Ce n’est pas un sujet facile, mais nous allons essayer de décrypter si le moment géopolitique que nous vivons aujourd’hui va nous mener vers une nouvelle politique de blocs. Nous sommes dans un moment de grande confusion. Des forces tirent dans des sens différents et nous n’arrivons pas à voir vers où nous allons. Il s’agit d’essayer de comprendre ces forces pour avoir notre mot à dire dans la manière dont nous allons les façonner.

Je voudrais parler de trois forces. La première force est la géopolitique. D’un côté, la grande rivalité entre la Chine et les États-Unis, qui nous fait imaginer un monde bipolaire. Mais à côté de cela, la montée d’une série de puissances -Inde, Indonésie, Brésil, Turquie, Arabie saoudite – casse cette logique de blocs en jouant entre les deux blocs, en créant des passerelles, en déployant des politiques transactionnelles.

La deuxième force est la géographie. Nous voyons sur les écrans de TV l’Est et l’Ouest, la Chine et les États-Unis, la situation étant aggravée par la guerre de la Russie en Ukraine. Le centre d’intérêt est la technologie, qui façonne ces relations et qui va permettre à l’un ou à l’autre d’avoir l’hégémonie dans le futur. Mais à côté de l’Est et de l’Ouest, il y a aussi le Nord et le Sud. Au Sud, les préoccupations sont un peu différentes. Il s’agit de la dette ou des changements climatiques.

La troisième force est l’économie. D’un côté, on parle de découplage et des restrictions en matière de commerce international, notamment sur les technologies, qui sont déjà en train d’avoir un impact. D’un autre côté, le commerce international atteint des records, notamment entre la Chine et les États-Unis, à hauteur de 690 milliards de dollars en 2022. On ne voit pas encore d’alignement géopolitique en termes économiques.
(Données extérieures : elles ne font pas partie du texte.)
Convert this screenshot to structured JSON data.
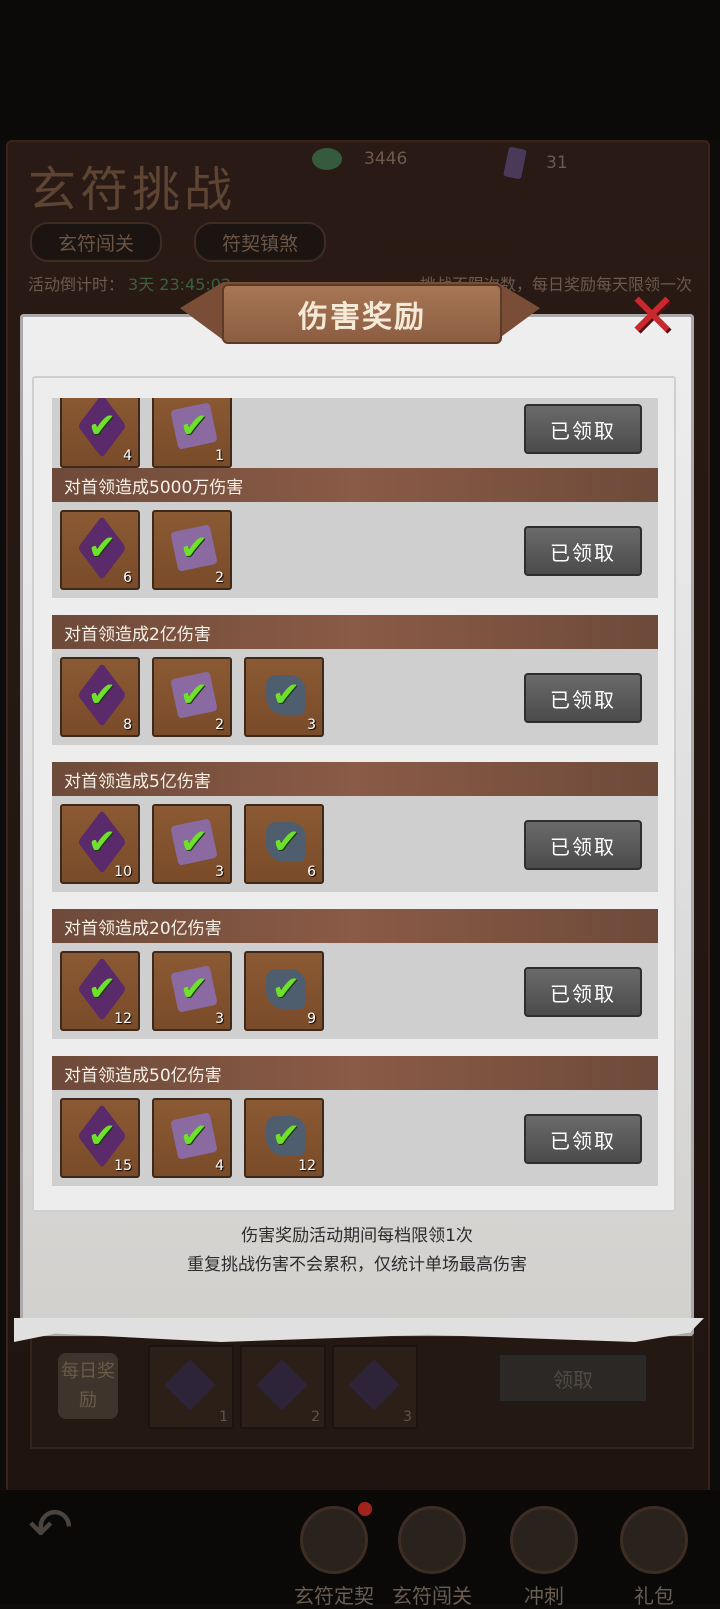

Pour terminer, je pose une grande question. Quel va être le rôle de l’Union européenne (UE) ? Peut-elle jouer cet espace entre les géants, entre l’Est et l’Ouest, entre le Nord et le Sud ? Peut-elle être garante d’un système international basé sur des règles ?

Synthèse

La guerre en Ukraine, désastre stratégique pour Poutine ayant abouti à un délitement de l’élite russe, a renforcé et unifié l’Organisation du Traité de l’Atlantique Nord (OTAN), estime Peter Ricketts. Le courage des Ukrainiens et l’armement occidental ont détruit le mythe de l’invincibilité russe et annoncent la fin du régime poutinien. L’Europe s’est libérée de la dépendance énergétique vis-à-vis de la Russie et les relations avec le Royaume-Uni s’améliorent. L’unité occidentale demeure toutefois fragile, compte tenu des mesures protectionnistes prises aux États-Unis, qui sont par ailleurs dans une confrontation croissante avec la Chine, contrairement aux pays européens. Les pays non alignés quant à eux ne considèrent pas que l’ordre international fondé sur les règles sert leurs intérêts. En cas de guerre à Taïwan, l’Union européenne sera néanmoins du côté des États-Unis et il n’est pas opportun de se diriger vers une autonomie stratégique européenne, mais d’assurer des alliances avec l’Australie, le Japon et la Corée du Sud et de prendre en compte les pays non alignés.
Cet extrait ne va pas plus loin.